Podemos concluir de que o Massacre de Santa Cruz foi um ato decisivo para a resistência Timorense . Acredito que se não houvesse o Massacre de Santa Cruz e se as imagens do Massacre não forem divulgadas nos ecrãs das televisões do mundo, a independência de Timor-Leste teria sido adiado para um futuro incerto.
Graças ao sofrimento dos jovens massacrados, desaparecidos, torturados e tantos outros tombados nas fileiras do combate e muitos nas montanhas e nos campos de concentração, hoje Timor-Leste é um país livre e independente. Timor-Leste hoje e membro pleno das Nações Unidas. Embora pobre Timor-Leste procura dar sua contribuição para a manutenção da paz e estabilidade internacional através contribuição de policias e forcas de paz e ajudas humanitárias.
Temos uma relação diplomática excelente com a Indonésia. Uma relação assente no reconhecimento mútuo dos erros cometidos no passado e comprometer-se a olhar para um futuro melhor para os dois países e os dois povos. Em 2005 líderes dos dois países estabeleceram a Comissão de Verdade e Amizade (CVA) com o objetivo de conjuntamente resolver os problemas pendentes entre os dois países. A CVA no seu relatório final publicada em 2008, recomenda ao governo de Timor-Leste e da Indonésia para resolver as questões pendentes incluindo pessoas desaparecidas. Espero que, e no âmbito desta recomendação e no espírito de reconciliação, a Indonésia devolverá a Timor-Leste os jovens desaparecidos e os restos mortais daqueles que foram massacrados no Cemitério de Santa Cruz e muitos outros massacrados e desaparecidos durante a ocupação.
A situação atual em Timor-Leste
Nos últimos 4 anos temos vindo a assistir transformações concretas em Timor-Leste tanto institucional como humano. As instituições estão cada vez mais sólidas e capazes de responder aos desafios do desenvolvimento, na segurança, economia, política e social. Temos tido um crescimento económico de 2 dígitos. E espero mantermos o mesmo ritmo de crescimento para muitos anos. Somos abençoados por ter recursos naturais que muitos países não têm. E os nosso líderes souberam evitar os mesmos problemas surgidos em outros países, em estabelecer o Fundo Petróleo de Timor-Leste. O Fundo que tem acumulado até hoje 8.2 mil milhão de dólares em receitas petrolíferas. Estamos a gerir este fundo com prudência e disciplina. Investimos, nas infraestruturas, no desenvolvimento do capital humano, na saúde e nos programas sociais.

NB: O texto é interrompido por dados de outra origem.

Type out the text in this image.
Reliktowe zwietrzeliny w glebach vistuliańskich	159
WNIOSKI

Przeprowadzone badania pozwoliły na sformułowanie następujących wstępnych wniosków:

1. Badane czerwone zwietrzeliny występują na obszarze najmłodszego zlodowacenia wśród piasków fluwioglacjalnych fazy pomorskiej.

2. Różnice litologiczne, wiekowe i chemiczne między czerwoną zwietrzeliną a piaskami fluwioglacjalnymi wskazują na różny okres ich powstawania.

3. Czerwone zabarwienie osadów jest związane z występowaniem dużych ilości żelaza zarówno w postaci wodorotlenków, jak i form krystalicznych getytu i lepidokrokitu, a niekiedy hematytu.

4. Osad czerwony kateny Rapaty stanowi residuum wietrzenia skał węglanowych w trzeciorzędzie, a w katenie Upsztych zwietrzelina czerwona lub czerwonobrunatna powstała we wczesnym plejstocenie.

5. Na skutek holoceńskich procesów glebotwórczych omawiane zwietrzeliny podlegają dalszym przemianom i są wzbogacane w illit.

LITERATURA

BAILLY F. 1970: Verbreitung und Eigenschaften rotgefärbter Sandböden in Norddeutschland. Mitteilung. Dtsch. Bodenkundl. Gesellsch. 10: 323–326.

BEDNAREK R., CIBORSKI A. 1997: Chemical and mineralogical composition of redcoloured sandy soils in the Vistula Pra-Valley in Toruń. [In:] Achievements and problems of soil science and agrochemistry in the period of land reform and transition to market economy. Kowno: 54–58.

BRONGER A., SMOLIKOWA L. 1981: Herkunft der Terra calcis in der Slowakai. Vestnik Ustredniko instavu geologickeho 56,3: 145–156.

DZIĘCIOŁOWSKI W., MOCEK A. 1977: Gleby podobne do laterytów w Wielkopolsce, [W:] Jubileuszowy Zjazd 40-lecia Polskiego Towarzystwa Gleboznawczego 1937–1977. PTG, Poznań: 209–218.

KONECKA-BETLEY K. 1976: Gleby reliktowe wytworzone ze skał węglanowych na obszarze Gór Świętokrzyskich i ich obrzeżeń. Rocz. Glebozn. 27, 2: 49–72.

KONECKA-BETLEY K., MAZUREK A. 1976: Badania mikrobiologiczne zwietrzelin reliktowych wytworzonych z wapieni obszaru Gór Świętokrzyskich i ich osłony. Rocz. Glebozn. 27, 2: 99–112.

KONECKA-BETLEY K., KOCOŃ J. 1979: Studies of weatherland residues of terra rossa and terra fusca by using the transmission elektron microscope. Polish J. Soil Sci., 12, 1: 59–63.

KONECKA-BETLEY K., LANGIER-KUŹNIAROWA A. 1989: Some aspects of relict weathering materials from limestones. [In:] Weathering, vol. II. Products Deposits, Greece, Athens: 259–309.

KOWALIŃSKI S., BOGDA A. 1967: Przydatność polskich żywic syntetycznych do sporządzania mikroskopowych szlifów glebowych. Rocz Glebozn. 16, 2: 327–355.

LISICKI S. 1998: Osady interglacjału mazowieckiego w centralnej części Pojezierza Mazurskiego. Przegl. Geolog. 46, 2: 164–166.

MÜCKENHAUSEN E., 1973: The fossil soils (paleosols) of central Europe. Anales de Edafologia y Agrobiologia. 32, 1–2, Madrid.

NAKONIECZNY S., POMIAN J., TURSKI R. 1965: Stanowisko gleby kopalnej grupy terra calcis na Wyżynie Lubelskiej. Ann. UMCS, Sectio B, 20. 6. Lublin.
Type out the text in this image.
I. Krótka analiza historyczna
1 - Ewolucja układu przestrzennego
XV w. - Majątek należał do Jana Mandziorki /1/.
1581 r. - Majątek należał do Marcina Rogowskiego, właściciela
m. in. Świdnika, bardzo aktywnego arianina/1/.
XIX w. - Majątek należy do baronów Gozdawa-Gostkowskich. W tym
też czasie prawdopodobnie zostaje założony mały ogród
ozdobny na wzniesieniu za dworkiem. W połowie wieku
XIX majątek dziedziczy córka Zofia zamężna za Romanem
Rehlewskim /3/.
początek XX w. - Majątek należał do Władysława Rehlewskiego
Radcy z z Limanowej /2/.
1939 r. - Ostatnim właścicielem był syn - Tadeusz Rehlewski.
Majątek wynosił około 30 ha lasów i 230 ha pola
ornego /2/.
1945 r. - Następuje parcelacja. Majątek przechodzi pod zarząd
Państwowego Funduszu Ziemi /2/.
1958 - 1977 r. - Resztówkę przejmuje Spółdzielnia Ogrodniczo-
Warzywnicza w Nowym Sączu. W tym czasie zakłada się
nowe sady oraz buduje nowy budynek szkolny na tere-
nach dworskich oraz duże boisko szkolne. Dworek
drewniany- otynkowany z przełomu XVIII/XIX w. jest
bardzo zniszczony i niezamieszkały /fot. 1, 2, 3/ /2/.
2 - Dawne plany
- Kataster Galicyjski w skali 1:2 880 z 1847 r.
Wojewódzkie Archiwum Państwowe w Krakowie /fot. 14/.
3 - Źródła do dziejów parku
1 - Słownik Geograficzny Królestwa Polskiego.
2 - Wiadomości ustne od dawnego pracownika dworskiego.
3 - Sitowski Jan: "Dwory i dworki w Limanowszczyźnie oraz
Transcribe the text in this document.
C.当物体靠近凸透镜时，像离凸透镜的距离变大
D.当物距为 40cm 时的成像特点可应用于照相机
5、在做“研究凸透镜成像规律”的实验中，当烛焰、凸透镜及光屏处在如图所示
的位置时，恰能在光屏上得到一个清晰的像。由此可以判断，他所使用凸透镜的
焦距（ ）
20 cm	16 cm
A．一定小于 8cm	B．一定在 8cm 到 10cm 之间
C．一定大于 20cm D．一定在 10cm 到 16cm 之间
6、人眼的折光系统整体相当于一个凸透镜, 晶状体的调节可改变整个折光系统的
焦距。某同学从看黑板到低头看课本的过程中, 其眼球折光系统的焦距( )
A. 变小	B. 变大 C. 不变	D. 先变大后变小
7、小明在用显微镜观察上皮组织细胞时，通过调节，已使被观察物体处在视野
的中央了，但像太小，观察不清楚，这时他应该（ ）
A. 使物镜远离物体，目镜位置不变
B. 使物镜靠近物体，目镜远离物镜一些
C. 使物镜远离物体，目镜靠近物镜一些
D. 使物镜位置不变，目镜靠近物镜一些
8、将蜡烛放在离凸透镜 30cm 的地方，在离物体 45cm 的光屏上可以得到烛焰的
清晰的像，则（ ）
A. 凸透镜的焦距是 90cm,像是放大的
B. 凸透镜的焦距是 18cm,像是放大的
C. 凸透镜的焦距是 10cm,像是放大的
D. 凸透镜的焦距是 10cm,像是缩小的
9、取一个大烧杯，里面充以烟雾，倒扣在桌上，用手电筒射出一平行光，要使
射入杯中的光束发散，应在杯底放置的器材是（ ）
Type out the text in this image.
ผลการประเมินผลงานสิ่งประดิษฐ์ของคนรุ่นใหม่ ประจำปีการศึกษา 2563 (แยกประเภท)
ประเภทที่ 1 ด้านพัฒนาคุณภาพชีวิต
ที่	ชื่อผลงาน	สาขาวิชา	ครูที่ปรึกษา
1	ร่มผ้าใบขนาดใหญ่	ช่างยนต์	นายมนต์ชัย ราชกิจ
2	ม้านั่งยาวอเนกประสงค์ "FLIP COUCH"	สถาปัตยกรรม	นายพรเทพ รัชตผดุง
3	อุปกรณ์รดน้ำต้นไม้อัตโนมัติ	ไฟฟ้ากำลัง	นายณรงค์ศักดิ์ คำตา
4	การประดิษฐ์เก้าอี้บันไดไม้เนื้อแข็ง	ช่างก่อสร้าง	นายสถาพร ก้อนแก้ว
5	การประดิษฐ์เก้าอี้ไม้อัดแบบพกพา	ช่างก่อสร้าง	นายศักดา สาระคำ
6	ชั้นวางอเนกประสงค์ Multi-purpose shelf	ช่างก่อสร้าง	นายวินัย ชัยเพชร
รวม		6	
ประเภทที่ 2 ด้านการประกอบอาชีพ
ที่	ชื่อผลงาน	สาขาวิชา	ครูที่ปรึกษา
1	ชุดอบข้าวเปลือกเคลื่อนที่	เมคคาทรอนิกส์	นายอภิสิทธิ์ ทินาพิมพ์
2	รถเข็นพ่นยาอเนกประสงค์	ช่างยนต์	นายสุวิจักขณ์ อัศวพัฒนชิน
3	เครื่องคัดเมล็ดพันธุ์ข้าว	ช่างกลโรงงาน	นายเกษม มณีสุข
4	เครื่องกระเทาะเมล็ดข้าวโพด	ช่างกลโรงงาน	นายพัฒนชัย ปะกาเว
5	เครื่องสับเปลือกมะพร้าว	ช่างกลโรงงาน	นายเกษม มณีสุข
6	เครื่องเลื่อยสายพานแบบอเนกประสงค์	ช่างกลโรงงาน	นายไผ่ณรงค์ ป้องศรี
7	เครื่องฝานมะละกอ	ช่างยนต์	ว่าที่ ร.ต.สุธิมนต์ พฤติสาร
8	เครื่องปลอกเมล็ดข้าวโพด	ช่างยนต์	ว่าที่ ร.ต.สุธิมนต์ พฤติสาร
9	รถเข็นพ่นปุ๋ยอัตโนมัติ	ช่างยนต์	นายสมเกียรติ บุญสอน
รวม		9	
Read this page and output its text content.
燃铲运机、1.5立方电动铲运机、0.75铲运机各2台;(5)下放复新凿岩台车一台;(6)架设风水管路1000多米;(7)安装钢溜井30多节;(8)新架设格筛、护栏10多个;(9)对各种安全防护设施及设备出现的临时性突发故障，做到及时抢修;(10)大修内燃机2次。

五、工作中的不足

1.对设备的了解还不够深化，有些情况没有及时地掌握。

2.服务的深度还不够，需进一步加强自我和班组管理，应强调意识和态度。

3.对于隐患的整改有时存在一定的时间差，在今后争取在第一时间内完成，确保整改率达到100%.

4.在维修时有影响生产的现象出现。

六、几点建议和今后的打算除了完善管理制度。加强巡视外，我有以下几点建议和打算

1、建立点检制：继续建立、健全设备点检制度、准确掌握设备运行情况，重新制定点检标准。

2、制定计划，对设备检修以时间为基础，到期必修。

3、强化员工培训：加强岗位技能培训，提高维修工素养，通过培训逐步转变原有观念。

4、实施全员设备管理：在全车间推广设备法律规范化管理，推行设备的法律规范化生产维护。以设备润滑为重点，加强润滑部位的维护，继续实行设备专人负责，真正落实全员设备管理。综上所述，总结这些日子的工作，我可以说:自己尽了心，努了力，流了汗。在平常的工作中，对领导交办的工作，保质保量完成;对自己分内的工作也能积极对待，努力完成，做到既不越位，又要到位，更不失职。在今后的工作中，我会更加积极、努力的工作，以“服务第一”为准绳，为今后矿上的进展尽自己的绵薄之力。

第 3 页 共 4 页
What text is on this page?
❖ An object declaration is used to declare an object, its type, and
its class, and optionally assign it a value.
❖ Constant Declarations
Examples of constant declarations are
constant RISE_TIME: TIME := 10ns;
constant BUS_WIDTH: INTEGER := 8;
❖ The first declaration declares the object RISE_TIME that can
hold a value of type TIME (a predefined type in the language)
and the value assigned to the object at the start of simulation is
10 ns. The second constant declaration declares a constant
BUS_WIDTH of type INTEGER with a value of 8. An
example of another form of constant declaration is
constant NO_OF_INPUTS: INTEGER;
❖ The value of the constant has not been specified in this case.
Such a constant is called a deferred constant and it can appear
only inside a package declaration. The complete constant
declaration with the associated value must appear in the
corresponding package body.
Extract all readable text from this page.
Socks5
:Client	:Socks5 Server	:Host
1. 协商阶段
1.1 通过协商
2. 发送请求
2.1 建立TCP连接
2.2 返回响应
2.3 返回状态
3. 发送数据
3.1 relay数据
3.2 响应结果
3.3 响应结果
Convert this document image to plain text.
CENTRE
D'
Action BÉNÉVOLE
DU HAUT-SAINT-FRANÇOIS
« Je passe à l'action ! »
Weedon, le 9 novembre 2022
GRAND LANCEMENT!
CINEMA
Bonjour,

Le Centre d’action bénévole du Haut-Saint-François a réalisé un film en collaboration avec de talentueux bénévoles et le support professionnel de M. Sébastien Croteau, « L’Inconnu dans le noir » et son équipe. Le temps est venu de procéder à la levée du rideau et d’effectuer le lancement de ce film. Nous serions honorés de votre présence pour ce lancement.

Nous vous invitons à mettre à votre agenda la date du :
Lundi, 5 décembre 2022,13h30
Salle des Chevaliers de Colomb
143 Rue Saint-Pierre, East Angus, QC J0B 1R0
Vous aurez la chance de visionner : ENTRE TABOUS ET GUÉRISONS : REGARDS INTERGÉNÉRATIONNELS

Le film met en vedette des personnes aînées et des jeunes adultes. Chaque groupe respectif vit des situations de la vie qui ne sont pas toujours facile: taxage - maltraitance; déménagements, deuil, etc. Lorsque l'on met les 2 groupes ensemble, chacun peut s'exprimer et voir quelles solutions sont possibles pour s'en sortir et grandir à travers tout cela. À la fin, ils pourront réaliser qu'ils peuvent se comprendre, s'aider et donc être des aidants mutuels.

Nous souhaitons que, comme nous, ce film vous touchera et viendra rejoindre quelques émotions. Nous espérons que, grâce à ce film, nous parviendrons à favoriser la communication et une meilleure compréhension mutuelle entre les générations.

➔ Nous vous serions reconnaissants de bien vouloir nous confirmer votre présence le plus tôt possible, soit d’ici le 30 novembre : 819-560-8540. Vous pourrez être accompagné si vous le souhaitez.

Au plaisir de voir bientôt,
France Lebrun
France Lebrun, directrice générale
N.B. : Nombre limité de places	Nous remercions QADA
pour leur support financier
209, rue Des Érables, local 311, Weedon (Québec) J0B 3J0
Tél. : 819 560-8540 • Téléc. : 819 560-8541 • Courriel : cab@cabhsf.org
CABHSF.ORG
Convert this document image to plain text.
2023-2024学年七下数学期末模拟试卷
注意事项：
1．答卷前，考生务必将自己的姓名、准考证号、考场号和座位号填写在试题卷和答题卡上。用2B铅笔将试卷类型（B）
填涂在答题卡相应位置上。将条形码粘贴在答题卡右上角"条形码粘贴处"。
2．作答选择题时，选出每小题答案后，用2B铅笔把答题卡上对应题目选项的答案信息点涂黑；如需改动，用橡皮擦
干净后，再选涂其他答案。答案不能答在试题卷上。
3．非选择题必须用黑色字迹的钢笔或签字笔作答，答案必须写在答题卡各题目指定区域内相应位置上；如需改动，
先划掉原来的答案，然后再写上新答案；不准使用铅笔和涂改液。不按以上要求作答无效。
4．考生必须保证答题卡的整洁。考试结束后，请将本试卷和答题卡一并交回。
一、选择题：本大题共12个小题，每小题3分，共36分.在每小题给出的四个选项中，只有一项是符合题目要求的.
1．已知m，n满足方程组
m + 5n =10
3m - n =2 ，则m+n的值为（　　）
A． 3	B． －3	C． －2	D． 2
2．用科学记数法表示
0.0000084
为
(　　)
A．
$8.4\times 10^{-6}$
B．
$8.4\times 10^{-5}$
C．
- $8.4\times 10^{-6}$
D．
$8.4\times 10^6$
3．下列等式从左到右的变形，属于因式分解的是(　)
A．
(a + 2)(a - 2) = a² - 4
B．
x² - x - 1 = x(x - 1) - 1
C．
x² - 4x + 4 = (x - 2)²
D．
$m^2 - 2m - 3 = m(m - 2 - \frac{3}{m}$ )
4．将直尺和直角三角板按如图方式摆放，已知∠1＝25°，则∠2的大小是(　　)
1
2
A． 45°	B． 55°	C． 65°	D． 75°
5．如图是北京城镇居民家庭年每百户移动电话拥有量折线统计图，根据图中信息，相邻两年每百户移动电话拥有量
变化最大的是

Os sacrifícios dos jovens massacrados no dia 12 de Novembro de 1991 e de muitos outros heróis e mártires da pátria são para nós, os Timorenses, o alicerce da fundação do nossa independência. Por isso mesmo, embora pobre e pequeno devemos ser orgulhosos. Mas também e preciso olhar para o sacrifico de todos eles como humildade e respeito.